What the Loss of Unga Could Mean
The news that Harvey Unga has left school and will likely not be in uniform for BYU this coming season drastically changes the outlook for 2010. It also changes some things coaches had in mind for some offensive wrinkles this year.
With Harvey in the backfield, and considerable depth and talent on the offensive line, the Cougars could have just lined up and essentially run over two-thirds of their 2010 schedule.
Unga was to be the rock that the BYU offense was to rely on. His departure means that there will be much more weight put on the arm of the new starting quarterback. It also means that the Cougars may be faced with a running back by committee situation, at least early on against an opening schedule of Washington, Air Force and Florida State.
Coach Anae’s plan was to utilize J.J. Di Luigi more as a slot receiver in 2010, creating some great opportunities by getting Di Luigi the ball in space and allowing him to make plays in the open field. That changes as J.J. now becomes a key cog in the backfield. It’s quite possible that he will become the primary back in BYU’s single-back sets.

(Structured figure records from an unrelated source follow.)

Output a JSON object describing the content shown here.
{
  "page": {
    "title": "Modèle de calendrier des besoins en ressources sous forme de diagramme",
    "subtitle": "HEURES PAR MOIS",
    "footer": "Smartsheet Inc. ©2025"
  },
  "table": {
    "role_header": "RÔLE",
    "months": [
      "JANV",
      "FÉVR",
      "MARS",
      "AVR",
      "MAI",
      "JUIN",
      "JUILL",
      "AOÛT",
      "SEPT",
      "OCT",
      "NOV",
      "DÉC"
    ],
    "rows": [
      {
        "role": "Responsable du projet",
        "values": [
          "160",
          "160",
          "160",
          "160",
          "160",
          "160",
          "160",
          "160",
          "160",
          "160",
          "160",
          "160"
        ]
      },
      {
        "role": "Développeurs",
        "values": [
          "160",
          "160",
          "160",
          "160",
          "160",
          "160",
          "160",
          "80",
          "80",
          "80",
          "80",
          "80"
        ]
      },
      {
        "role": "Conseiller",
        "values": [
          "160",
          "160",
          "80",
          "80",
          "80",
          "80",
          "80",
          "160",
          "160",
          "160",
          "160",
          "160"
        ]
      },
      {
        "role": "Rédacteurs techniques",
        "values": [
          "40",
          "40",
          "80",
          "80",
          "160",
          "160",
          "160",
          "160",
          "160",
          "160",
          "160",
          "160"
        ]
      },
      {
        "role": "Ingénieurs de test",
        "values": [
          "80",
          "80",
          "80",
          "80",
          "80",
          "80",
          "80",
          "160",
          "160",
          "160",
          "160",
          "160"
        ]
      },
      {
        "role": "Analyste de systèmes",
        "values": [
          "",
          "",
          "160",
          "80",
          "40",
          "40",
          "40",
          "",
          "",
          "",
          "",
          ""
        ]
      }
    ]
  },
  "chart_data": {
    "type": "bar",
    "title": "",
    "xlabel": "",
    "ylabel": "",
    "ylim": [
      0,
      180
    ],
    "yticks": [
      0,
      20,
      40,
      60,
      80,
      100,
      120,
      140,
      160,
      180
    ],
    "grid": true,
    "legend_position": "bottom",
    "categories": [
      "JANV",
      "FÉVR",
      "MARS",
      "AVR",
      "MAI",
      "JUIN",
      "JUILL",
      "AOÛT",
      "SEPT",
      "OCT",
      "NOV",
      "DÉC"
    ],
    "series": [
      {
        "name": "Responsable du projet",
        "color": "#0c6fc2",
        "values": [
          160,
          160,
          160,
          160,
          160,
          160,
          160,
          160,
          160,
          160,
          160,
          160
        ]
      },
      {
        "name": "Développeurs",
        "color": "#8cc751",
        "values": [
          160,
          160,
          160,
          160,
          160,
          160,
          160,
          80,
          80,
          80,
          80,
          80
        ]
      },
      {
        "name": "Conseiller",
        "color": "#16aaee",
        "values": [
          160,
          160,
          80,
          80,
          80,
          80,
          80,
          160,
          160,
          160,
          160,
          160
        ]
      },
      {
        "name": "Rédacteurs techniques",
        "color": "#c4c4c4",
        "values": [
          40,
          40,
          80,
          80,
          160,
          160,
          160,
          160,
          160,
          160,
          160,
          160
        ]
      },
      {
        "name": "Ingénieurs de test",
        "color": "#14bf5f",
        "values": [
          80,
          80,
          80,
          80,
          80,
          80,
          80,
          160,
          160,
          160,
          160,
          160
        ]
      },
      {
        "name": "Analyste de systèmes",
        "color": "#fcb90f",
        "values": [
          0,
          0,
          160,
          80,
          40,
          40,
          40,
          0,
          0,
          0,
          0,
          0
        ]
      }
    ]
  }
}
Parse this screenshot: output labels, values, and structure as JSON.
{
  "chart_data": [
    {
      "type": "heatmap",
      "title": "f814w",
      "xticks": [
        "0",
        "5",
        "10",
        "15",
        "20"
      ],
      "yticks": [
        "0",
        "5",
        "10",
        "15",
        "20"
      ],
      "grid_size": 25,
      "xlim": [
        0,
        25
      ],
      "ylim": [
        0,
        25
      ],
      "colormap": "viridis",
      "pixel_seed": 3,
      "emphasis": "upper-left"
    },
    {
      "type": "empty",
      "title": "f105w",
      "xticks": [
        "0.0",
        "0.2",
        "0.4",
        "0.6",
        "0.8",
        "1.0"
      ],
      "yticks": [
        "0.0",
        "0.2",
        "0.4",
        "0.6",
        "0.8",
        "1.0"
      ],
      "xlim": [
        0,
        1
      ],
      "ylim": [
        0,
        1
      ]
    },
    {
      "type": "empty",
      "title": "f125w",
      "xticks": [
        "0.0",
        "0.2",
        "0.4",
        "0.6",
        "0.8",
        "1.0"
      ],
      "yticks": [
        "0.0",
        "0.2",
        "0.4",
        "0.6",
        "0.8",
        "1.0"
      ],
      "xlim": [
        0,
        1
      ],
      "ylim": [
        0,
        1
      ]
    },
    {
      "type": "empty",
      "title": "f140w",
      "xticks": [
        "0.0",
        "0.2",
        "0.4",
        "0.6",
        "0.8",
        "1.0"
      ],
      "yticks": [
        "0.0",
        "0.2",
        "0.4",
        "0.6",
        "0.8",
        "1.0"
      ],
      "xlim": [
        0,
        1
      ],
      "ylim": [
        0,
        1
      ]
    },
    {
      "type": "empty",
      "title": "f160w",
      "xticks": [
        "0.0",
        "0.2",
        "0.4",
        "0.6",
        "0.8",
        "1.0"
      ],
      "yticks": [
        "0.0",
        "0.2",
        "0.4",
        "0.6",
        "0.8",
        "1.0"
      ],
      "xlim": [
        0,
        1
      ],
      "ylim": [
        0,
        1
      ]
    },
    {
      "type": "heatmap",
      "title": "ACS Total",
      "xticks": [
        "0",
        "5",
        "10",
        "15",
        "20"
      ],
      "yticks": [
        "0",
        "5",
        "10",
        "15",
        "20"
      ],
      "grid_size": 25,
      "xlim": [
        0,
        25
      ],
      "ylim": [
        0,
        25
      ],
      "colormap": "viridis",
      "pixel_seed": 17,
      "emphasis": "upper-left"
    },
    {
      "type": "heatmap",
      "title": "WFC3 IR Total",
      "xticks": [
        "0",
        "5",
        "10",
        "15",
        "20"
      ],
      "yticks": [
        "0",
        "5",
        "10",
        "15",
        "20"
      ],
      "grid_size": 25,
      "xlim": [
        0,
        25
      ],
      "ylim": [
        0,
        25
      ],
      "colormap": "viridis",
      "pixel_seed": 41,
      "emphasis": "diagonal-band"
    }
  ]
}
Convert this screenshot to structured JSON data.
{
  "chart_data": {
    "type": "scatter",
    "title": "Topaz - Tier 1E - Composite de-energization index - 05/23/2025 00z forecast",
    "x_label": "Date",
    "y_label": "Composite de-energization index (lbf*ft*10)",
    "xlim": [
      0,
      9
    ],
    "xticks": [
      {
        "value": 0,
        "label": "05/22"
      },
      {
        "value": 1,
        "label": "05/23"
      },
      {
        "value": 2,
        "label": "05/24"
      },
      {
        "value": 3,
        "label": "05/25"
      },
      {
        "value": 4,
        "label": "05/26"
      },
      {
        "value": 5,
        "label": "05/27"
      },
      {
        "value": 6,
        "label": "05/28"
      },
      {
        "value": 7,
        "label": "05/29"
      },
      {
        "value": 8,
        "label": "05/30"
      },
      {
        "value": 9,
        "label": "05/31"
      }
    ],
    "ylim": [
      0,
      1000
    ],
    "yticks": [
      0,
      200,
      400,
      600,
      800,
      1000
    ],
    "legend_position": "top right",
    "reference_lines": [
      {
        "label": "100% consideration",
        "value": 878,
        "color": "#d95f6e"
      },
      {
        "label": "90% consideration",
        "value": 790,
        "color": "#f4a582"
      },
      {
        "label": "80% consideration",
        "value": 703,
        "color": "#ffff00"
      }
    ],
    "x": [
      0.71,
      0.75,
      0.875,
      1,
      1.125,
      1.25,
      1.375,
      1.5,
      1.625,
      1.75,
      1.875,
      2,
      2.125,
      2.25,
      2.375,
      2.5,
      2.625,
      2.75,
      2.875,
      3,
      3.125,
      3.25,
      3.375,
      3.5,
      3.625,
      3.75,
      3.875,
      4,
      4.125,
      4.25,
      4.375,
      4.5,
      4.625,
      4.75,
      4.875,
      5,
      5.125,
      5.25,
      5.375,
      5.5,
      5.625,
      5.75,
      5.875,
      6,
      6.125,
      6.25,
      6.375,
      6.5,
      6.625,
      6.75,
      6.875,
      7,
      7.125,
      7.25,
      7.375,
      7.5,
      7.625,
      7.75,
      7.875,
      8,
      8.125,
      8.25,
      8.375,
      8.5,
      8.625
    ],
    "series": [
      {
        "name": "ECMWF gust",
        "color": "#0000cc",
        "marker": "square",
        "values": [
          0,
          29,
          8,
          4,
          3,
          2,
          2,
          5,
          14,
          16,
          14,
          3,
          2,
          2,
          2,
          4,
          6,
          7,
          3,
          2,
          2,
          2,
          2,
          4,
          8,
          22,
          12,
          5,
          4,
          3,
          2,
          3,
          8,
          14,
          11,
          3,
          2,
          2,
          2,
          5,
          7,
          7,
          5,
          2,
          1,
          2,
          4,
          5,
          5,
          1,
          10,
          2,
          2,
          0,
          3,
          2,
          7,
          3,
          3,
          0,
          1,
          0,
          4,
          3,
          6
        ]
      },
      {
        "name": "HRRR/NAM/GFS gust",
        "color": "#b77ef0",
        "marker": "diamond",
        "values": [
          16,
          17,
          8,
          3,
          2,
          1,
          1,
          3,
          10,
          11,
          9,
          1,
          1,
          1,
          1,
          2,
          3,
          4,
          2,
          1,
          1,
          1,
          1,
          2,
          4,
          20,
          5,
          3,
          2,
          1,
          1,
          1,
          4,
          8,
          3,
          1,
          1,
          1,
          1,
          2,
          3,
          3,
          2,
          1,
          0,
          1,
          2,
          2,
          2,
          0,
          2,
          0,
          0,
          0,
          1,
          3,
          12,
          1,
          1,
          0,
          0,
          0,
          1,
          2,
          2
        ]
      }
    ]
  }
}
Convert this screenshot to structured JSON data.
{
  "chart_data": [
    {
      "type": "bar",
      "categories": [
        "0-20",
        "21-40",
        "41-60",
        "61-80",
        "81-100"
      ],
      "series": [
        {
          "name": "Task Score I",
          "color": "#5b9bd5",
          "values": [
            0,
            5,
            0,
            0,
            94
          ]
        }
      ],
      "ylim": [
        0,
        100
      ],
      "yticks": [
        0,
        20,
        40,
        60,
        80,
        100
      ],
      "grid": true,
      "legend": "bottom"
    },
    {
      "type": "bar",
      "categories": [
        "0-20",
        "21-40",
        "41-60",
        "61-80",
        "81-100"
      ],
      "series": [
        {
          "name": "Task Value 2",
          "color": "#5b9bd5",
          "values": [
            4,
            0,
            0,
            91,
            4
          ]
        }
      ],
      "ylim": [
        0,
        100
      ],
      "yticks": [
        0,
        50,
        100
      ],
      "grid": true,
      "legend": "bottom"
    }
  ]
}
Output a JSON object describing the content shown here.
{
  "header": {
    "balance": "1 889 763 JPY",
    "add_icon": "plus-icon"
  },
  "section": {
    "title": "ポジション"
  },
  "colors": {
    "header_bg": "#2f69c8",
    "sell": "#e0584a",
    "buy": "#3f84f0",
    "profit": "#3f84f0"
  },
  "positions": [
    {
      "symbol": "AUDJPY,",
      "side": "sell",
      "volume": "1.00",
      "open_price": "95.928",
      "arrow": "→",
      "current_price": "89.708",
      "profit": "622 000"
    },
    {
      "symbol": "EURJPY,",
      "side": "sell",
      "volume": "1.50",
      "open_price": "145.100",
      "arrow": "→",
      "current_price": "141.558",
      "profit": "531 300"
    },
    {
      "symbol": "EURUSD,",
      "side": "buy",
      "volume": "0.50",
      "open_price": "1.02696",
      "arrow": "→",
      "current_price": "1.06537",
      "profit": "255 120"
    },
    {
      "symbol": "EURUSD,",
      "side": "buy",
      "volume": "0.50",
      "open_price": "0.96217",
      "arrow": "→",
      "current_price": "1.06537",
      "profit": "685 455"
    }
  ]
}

Bryan Kariya will also see more action in the backfield as well. He’s a tough inside runner, has the ability to catch the ball and he’s a good blocker. But he isn’t the kind of player teams need to game plan for, nor does he have the feet and power of Harvey. He also doesn’t strike fear in the hearts of defending linebackers, safeties and corners who were often pummeled by Unga’s punishing running style.
The running back on the roster with the most talent is Joshua Quesada. But “Juice” is just a freshman and playing running back at BYU is more complicated that at many other schools. There is little doubt that he’ll be effective running the ball. The question is how he will adjust to the his responsibilities in the passing game both as a receiver and, most importantly, as a blocker. Imagine having a true freshman running back potentially blocking for a true freshman quarterback – not a good situation.
The other committee member at this point could be Malosi Te’o. In practice Malosi has looked very strong as a runner. His biggest drawback is that he is currently developing as a pass catcher. Until running backs coach Lance Reynolds feels like he can rely on Te’o in the passing game, he isn’t likely to see the field consistently.
The sum of all of this is that the Cougars may end up going with more two-back sets, fewer receivers in the slot and fewer double-tight-end alignments. It also unfortunately means that BYU could lose a couple of extra games in 2010 without Harvey Unga in the backfield.